Наше противостояние продолжается недолго. Бабушка отводит глаза и цедит:
Так я и знала! Ты вырос неблагодарным, злобным волчонком! Вот твои деньги! Забирай!
Она достаёт из ящика стола пакет и кидает мне. Я разворачиваю бумагу, отсчитываю десять купюр, кладу на стол.
Это тебе за то, что всё же не уморила меня до смерти.
Последнее, что я слышу, уходя навсегда из родного дома тихий плач с подвываниями, напоминающий стон подстреленного животного. Но я не оглядываюсь.
***
Тюрьма приближалась. Её высокие стены занимали уже полнеба.
Мне страшно неудобно в женском платье. Лицо чешется под толстым слоем грима. Ли создал из меня миловидную особу лет двадцати. Его ловкие руки так и мелькали возле моего лица то с пудрой, то с помадой, то с тушью.
Хоросинькая баришиня поручирась, с удовольствием сказал он, осматривая результаты своих трудов, пратье замечатерьное!
Угу, буркнул я. И за платье, и за грим я заплатил вдвое дороже, чем они стоили, но выбирать мне не приходилось. Надо было осуществить мой план. Следовало поторопиться.
Повозка подъехала уже вплотную к воротам, когда стражник окликнул нас:
Стой, кто идёт?
Это я, Ли Вань из прачечной. Привёз чистое бельё!
Приезжай с утра, косоглазый! Что за бельё среди ночи!
Ли спешивается и подходит к стражнику.
Видишь ли, храбирый сордат, доверительно обращается он к верзиле, у меня есть поручение от господина коменданта пириехать именно сейчас. Именно ночью, и Ли Вань глазами показывает на девичью фигурку, притулившуюся на краю повозки.
Стражник хохочет. Сластолюбие коменданта вошло в поговорку у жителей города.
Проезжай, чего там! стражник отворяет ворота, жадно обшаривая глазами платье, локоны и нарядные туфельки, которые немилосердно мне жмут.
В тюремном дворе всё знакомо. Сколько раз мы забирали отсюда груды грязной одежды, а привозили чистую и выглаженную!
Ты отправил записку?
Ли кивает:
Отправир. Дама доржна появиться уже скоро.
Я спешу в здание комендатуры, подобрав юбки, семеня маленькими шажками. Всё надо делать быстро, чётко, не отвлекаясь на второстепенные детали. Я совершенно спокоен, хотя в случае разоблачения смерть самое лёгкое, что меня ожидает. Ли любезно открывает передо мной двери, как перед настоящей барышней. В это время комендант всегда находится в библиотеке. Но уж конечно, он там не читает запасы рома пополняются постоянно, это все знают.

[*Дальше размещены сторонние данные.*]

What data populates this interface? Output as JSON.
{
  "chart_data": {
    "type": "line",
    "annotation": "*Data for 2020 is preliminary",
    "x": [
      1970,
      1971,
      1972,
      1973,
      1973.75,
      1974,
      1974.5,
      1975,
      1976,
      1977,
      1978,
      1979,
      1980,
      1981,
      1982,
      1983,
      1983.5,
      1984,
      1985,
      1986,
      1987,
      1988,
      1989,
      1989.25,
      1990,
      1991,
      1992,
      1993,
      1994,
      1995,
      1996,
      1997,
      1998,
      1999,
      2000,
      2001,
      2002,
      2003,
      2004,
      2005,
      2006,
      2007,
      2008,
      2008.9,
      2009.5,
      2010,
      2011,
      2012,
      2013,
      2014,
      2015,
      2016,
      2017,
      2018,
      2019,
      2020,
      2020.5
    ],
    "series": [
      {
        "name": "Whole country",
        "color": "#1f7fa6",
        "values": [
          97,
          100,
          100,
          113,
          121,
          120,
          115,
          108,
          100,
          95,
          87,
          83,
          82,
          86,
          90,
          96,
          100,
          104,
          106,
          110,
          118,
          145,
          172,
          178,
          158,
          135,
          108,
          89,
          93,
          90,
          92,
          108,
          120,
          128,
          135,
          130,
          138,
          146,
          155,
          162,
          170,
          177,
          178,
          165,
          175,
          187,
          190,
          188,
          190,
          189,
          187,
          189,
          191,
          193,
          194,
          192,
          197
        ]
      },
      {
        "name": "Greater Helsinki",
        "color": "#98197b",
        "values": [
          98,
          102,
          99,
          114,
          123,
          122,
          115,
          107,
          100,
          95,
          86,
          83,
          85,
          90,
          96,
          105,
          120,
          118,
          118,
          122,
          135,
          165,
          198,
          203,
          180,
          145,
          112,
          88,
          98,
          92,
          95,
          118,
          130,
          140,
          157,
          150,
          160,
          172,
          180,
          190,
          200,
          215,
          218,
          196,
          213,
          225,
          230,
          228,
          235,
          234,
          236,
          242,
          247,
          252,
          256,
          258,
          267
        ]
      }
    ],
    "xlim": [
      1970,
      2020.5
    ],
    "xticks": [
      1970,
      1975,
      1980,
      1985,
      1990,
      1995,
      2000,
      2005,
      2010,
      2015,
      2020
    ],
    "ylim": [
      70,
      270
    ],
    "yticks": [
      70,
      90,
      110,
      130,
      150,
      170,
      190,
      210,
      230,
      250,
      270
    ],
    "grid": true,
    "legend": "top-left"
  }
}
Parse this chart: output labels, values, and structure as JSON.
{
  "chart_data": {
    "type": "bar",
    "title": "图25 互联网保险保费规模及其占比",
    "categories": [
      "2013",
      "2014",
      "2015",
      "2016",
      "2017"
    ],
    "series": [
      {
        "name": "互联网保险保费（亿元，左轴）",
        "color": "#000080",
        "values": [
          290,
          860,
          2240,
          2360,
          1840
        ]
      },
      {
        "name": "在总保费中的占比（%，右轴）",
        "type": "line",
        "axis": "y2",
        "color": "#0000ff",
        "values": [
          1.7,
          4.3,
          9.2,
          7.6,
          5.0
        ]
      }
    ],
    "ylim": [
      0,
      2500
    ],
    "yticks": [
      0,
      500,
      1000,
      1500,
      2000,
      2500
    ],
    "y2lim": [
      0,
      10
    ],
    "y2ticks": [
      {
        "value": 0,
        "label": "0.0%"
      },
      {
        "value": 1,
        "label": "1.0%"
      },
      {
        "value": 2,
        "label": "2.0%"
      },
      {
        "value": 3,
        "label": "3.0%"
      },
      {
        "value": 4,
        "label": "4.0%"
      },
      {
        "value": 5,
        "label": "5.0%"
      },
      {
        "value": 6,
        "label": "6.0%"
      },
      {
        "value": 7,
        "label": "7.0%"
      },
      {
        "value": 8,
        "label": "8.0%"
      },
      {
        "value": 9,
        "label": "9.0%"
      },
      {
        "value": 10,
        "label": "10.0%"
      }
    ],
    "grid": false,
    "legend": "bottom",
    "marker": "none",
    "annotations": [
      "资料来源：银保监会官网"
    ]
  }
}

Ключи от камер находятся всегда в кабинете туда-то я и направляюсь. Ли сопровождает меня и говорит охраннику, подпирающему дверь:
Я привёр девушку господину коменданту. Можно ей подождать внутри?
Солдат равнодушно смотрит на меня, отходит в сторону. Проскальзываю внутрь, скромно опустив глаза. Сажусь на стул, сложив руки на коленях. Воплощённая скромность и смирение. Солдат прикрывает дверь.
Я знаю, что Ли направляется сейчас к коменданту, пригласить его взглянуть на новенькую шлюшку. Я знаю также, что жена коменданта, получившая анонимную записку о шашнях муженька, сейчас летит к тюрьме, пылая гневом.